03/01/2005

Family of judge targeted by hate group murdered

March 1, 2005 -- The husband and mother of a federal judge who was targeted for assassination by World Church of the Creator (WCOTC) chieftain Matthew Hale were murdered inside her Chicago home, two years after white supremacists publicized her home address and photos of her family on the internet.

U.S. District Court Judge Joan Humphrey Lefkow came home from work and discovered the bodies of her husband, Chicago attorney Michael F. Lefkow, 64, and her mother, 89-year-old Donna Grace Humphrey, around 6 p.m. Monday.

The victims reportedly had been murdered execution-style, each shot in the back of the head with a .22-caliber firearm.

"We don't know yet who carried out these grisly executions. But what's clear is that the members of the World Church of the Creator have been involved in a huge amount of criminal violence over the years," said Mark Potok, director of the Southern Poverty Law Center's Intelligence Project.

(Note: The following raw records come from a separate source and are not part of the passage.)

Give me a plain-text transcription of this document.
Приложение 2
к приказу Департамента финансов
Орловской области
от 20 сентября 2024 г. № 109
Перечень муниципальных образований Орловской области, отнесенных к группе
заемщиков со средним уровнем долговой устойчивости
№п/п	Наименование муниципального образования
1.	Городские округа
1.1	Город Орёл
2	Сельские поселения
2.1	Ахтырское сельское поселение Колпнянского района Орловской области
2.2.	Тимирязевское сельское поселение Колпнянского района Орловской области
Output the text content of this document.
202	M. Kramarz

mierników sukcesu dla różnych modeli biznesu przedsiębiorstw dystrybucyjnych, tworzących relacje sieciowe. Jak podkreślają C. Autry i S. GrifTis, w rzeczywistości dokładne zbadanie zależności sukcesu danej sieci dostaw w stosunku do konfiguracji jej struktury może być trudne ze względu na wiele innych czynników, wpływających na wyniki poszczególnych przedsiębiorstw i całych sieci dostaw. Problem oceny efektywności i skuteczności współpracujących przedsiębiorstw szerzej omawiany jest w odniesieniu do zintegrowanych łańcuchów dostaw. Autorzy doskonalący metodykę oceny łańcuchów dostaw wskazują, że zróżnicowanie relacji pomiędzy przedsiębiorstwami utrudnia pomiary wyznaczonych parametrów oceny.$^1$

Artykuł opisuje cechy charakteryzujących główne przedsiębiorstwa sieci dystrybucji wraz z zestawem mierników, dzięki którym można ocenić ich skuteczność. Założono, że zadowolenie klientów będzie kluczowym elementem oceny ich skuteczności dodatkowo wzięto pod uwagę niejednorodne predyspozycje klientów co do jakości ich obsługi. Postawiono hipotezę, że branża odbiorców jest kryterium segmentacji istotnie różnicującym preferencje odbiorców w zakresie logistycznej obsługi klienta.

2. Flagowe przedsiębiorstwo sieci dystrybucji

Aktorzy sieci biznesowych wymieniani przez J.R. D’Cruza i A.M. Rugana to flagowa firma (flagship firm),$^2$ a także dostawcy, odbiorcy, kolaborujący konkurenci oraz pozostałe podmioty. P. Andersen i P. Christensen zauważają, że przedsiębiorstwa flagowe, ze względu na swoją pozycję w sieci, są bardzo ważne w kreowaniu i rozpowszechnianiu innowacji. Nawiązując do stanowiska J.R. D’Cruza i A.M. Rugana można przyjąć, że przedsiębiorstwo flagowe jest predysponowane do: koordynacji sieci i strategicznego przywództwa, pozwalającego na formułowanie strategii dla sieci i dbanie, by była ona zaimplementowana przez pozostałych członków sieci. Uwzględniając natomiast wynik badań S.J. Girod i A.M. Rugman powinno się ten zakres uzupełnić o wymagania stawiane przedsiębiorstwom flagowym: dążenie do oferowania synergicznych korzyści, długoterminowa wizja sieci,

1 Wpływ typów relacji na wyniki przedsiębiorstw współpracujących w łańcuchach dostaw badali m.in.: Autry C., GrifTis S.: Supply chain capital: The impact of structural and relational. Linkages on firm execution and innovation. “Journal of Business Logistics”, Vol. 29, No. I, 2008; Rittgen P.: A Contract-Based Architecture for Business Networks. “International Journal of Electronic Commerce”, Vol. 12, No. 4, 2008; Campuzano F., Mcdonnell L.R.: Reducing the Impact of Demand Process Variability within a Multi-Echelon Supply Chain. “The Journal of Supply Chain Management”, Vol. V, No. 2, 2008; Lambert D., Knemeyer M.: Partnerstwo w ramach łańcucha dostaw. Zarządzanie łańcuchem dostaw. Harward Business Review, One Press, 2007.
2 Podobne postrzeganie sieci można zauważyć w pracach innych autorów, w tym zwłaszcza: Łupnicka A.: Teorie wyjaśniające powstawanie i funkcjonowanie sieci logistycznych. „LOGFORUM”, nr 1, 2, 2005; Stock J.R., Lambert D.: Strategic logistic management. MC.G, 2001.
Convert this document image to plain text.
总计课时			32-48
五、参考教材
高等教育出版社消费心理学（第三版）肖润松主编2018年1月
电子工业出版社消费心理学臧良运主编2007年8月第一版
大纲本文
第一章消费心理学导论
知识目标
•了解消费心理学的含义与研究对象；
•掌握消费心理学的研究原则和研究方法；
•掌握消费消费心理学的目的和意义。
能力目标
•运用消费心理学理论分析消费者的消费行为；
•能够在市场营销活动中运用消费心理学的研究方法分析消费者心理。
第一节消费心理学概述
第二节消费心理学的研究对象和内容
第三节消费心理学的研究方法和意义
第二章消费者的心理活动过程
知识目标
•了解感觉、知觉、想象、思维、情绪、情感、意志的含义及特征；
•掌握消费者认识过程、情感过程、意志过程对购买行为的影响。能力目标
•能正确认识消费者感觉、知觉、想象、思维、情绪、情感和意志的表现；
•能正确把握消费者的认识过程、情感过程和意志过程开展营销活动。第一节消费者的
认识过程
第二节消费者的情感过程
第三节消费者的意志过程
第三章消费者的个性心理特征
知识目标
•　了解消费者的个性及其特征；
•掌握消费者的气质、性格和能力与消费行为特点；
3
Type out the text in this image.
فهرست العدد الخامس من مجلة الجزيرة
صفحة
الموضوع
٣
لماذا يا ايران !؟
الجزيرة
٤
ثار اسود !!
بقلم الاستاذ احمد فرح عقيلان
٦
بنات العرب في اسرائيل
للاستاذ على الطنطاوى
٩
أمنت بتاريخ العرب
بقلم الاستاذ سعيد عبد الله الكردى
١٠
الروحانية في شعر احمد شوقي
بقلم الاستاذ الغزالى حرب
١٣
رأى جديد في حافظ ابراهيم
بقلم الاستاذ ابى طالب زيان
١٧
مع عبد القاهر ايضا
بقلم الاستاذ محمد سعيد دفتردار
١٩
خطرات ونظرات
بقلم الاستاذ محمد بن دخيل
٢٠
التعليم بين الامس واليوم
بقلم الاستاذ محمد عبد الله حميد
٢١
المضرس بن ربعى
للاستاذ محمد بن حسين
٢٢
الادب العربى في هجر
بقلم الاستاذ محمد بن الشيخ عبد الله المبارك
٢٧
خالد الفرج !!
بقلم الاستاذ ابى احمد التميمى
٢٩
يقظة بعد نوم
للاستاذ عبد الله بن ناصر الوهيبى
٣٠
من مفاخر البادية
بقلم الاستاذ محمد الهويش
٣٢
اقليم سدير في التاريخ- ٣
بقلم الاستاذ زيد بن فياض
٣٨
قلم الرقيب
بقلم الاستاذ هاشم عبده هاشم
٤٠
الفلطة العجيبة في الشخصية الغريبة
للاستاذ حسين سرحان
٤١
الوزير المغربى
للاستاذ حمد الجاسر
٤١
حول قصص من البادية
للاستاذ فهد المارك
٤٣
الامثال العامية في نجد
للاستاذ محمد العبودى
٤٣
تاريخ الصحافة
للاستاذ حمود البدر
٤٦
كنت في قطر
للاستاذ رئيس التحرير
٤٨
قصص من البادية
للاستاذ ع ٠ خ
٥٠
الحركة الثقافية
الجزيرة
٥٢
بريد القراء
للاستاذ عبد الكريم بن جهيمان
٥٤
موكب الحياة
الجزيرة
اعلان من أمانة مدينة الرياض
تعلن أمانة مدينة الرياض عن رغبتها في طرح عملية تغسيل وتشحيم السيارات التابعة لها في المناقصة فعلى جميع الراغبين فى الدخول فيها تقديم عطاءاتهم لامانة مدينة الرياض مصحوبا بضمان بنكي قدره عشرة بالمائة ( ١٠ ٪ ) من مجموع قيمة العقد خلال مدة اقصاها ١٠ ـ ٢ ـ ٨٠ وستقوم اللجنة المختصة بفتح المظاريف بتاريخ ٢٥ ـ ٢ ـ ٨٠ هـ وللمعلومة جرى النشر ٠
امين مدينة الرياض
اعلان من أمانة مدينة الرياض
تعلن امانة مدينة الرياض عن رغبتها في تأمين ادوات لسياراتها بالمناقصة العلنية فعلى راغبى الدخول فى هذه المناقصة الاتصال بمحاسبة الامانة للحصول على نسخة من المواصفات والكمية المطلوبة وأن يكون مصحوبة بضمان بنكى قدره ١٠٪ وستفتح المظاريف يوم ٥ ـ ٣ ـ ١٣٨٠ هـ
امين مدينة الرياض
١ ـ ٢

"Its leader is in prison for soliciting the murder of Judge Lefkow, whose home address was posted by a group member on the internet. So it is not difficult to surmise that a member or sympathizer of this incredibly violent group might very well have been behind the murders."

Last April, Hale, the so-called "Pontifex Maximus" of the white supremacist hate group, was convicted of asking a member of his group to murder Judge Lefkow. Hale was convicted of solicitation of murder and has been awaiting sentencing since last January. His sentencing is scheduled for April 6.

Judge Lefkow presided over a trademark infringement suit brought in 2000 against the WCOTC by a peaceful religious group that used the same name but had no ties to Hale. Lefkow ordered Hale to stop using its long-time name, and fined his group $200,000 when it failed to comply.

Hale's arrest on Jan. 8, 2003, for trying to arrange Lefkow's murder came after weeks of furious WCOTC internet attacks on the judge, who was branded a "probable Jew," and a "kike- and nigger-loving" traitor who was trying to destroy the group. A few days later, Judge Lefkow's home address was posted on the white supremacist online bulletin board Aryan Update, which is overseen by infamous white supremacist leader Tom Metzger.

"I am a Creator and we intend to protest rather loudly in front of this Jewess's house in the near future," wrote the anonymous poster, who also provided Michael Lefkow's work address.

Pictures of Lefkow's husband and children also had been posted earlier by WCOTC member Craig Cobb of West Virginia, on Stormfront, a white supremacist website.

The man Hale was convicted of soliciting, WCOTC security chief Tony Evola, turned out to be an FBI informant who was wearing a recording device. The FBI recruited Evola shortly after a member of Hale's inner circle, Benjamin Smith, went on a three-day shooting rampage in July 1999 that left two minorities dead and nine others wounded before Smith committed suicide.

Law enforcement authorities have long suspected that Hale, who spoke to Smith frequently in the days before the spree, knew in advance of Smith's orgy of violence.

Other Hale followers have been arrested for aggravated assault, armed robbery, witness intimidation and attempted murder. Hale took over the hate group formerly known as the Church of the Creator in 1995 after its leader, Ben Klassen, killed himself. Under Klassen, a "reverend" from the group murdered a black man in Florida and set off a bomb in a NAACP office in Washington, among other violent acts.

Following Hale's arrest in early 2003, Lefkow received police protection — including guards posted in unmarked cars on her block — but that protection reportedly lessened after Hale was convicted, even though the FBI issued a bulletin to law enforcement agencies nationwide following his conviction, warning of the potential for retaliatory violence from Hale sympathizers.